Metropolitan Magistrate Vivek Beniwal has issued notice in the matter and directed the police to submit a status report on July 13.
In a plea filed through advocates Sahil Ahuja and Siddhant Sethi, the complainants have requested the court to take cognizance of offenses such as murder, criminal intimidation, death by negligence, cheating, criminal conspiracy and disappearance of evidence, and summon and try the accused for these offences. The plea has sought action against the hospital management and others.

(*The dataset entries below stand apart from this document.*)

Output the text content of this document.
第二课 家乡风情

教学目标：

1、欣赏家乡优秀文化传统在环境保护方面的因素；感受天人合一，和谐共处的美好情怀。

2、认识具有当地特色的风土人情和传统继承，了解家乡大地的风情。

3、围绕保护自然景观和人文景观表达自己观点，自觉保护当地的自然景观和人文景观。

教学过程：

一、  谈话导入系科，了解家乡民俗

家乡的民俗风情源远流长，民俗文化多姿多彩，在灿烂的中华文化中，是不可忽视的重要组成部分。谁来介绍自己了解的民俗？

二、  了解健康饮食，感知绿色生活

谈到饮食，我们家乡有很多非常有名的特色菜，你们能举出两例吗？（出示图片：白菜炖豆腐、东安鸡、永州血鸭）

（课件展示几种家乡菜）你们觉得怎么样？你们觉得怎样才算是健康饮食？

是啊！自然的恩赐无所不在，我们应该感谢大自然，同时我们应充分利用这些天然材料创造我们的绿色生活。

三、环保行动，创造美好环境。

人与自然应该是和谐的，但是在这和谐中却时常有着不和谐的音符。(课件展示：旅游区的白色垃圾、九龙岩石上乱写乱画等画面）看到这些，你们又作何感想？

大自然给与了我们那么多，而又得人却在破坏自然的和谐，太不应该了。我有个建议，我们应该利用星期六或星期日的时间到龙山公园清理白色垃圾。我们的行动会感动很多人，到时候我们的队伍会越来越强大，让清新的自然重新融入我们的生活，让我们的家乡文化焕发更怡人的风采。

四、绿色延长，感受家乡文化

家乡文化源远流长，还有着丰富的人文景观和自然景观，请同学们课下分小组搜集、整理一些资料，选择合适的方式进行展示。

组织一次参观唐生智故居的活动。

“Keeping everyone in the dark and thereby not providing proper oxygen support, which led to the deaths, is an act of culpable homicide on their part all whilst the accused hospital minted money and raised invoices,” the plea stated.
The plea stated that as per reports, some hospitals faced oxygen shortage and were approaching authorities for oxygen supply, while in this case the doctors as well as management claimed to have sufficient oxygen with them.
“Post the incident, complainants have come to know that even the accused hospital was making SOS calls to various administration authorities, but was intentionally keeping the patients and their attendants in the dark. Complainants are surprised that even in these conditions, hospital management deliberately did not inform complainants/attendants for arranging oxygen cylinders as they are in short supply,” the plea stated.
The plea stated that some complainants had come to know from the dying patients that due to the lack of oxygen, the hospital — “without information, prior warning and against the need of patients — reduced the oxygen pressure which led to a deterioration of their health”.
The petitioners stated that it is “only a matter of prudence and basic standard of care that they (hospital management) should have kept the reserves of oxygen for at least a considerable period” and that patients dying due to a lack of oxygen is “not merely an act of negligence rather a gross/rash negligence”.